Comme ces étudiants de Polytech qui ont monté la plateforme Co.llectif.fr pour faire du lien entre des bénévoles et des personnes qui ont besoin d’aide. Ou ces étudiants de la région lilloise qui ont livré des carrés potagers prêts à l’utilisation en garantissant des ventes sans contact avec paiement en ligne. Ils ont permis à des gens confinés de faire leur coin de jardin. Des initiatives formidables à ajouter à un CV.

En somme, des idées qui permettent de sortir du lot

En effet, ce type de projet renforce leur singularité car ce n’était pas un projet téléguidé par une école mais une initiative personnelle. Et on sait que les recruteurs cherchent des profils autonomes, polyvalents, créatifs… Et si certains n’ont pas monté de projets, ils en ont profité pour prendre de l’avance sur leur développement personnel. Ils ont compris le focus des soft skills et se sont inscrits à des sessions de formation en ligne. J’ai aussi entendu parlé de cet étudiant qui s’est volontairement confiné avec son grand-père pour apprendre la marqueterie avec lui. Non seulement il a acquis un savoir-faire manuel mais il pourra valoriser cet apprentissage de travail en intergénérationnel et on sait que c’est très un sujet très important au sein des entreprises.

« Enfin, la troisième chose à faire dans cette recherche d’emploi, c’est de cultiver son réseau professionnel. »

Il y a un espace qui s’ouvre pour prendre soin de son réseau et se reconnecter via d’autres formes de lien. D’habitude, on considère le réseau comme quelque chose qu’on sollicite quand on en a besoin. Je pense plutôt que c’est là où on se rend utile et un jour peut-être, on pensera à vous. Cette période est aussi idéale pour faire un nettoyage de l’identité numérique sur les réseaux sociaux.

Certains étudiants rêvent de trouver la bonne entreprise mais vont peut-être opter pour un job alimentaire. Ils craignent que cette incohérence de parcours puisse les desservir ultérieurement.

Post-crise, on est dans une logique d’urgence voire de reconstruction. Un jeune diplômé peut tout à fait avoir un job alimentaire pour les 18 prochains mois, cela l’autorisera à plus de flexibilité pour mener des projets en parallèle. Il n’y a pas d’état d’âme à avoir. Ce type de job reste un projet professionnel, l’idée est d’expliquer en quoi cette expérience a fait grandir le candidat et de montrer la cohérence sur son CV.

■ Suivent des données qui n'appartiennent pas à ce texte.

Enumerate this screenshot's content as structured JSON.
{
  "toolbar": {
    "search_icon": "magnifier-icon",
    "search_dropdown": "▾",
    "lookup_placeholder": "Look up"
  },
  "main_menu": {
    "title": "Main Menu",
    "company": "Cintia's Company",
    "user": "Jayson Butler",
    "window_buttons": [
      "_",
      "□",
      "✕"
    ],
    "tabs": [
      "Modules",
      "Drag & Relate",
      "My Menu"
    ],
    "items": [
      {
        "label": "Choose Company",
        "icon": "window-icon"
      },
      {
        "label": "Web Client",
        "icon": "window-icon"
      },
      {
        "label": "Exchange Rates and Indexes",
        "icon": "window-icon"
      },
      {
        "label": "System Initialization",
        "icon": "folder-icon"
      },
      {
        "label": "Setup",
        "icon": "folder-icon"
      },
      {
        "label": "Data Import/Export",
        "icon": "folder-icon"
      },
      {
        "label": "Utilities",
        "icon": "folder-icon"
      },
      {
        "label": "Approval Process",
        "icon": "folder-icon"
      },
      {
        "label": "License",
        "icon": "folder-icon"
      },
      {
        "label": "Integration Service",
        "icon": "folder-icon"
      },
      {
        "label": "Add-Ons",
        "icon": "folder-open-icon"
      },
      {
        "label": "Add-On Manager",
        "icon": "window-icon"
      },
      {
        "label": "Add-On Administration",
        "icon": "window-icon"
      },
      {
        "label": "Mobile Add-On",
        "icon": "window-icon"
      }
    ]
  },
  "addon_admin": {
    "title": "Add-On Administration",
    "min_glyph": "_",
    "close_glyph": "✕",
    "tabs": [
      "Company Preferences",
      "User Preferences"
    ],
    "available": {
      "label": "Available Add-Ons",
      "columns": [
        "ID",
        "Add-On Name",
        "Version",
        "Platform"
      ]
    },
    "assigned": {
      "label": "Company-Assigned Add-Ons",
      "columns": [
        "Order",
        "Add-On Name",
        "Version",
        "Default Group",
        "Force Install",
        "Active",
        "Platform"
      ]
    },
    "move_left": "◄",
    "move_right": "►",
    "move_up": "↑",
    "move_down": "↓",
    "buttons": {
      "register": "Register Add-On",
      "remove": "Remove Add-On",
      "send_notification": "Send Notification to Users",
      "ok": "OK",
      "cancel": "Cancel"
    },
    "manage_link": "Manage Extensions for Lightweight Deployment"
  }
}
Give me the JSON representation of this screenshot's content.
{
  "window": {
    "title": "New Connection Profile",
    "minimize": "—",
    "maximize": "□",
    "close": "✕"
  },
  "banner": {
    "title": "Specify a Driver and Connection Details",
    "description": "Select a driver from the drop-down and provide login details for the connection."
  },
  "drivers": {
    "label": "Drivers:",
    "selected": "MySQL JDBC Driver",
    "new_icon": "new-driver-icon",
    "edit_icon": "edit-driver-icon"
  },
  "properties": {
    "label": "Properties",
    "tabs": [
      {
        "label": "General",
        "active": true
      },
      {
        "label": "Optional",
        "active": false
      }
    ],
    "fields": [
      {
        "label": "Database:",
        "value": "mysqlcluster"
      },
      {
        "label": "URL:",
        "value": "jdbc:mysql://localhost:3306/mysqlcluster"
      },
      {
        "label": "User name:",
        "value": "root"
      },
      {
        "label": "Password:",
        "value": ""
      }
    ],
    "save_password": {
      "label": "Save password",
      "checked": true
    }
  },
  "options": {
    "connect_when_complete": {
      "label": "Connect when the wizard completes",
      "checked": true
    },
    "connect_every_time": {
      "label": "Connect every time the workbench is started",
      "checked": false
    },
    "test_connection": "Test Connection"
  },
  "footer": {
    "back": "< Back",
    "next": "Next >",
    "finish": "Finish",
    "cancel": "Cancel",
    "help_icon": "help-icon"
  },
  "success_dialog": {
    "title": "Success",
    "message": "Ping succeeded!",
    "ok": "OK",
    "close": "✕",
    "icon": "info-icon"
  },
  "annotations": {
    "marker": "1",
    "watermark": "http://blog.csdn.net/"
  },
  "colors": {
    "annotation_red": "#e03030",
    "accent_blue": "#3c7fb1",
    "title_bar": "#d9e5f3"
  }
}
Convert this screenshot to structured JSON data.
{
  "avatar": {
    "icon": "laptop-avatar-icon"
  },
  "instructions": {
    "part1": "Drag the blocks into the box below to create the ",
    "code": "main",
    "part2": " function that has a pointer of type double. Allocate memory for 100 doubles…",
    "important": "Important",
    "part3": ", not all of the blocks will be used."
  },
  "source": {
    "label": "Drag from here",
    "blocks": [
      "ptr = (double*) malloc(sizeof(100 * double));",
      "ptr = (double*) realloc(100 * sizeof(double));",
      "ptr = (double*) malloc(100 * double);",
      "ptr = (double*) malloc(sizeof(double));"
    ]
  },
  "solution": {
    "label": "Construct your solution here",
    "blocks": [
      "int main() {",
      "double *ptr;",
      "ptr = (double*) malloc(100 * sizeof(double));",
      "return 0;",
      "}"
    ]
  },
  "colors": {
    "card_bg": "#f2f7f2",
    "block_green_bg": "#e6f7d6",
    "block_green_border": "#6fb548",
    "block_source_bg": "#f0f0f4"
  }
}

Pendant les prochains mois, la prudence reste de mise. De nombreux entretiens de recrutement vont continuer à se faire par vidéo.

Il faut vraiment s’entraîner à l’entretien vidéo car tout ce qui s’évalue en présentiel n’est plus de mise. Il est nécessaire de bien soigner l’éclairage, le cadrage, sa tenue, sa diction et de tenir un propos construit et attractif. Post-entretien, il ne faudra pas hésiter à recontacter le recruteur. La relance est d’autant plus légitime dans ce cadre particulier. Si auparavant, on s’autorisait une voire deux relances téléphoniques, on peut rappeler deux à quatre fois son interlocuteur en lui laissant quand même du temps pour le laisser respirer.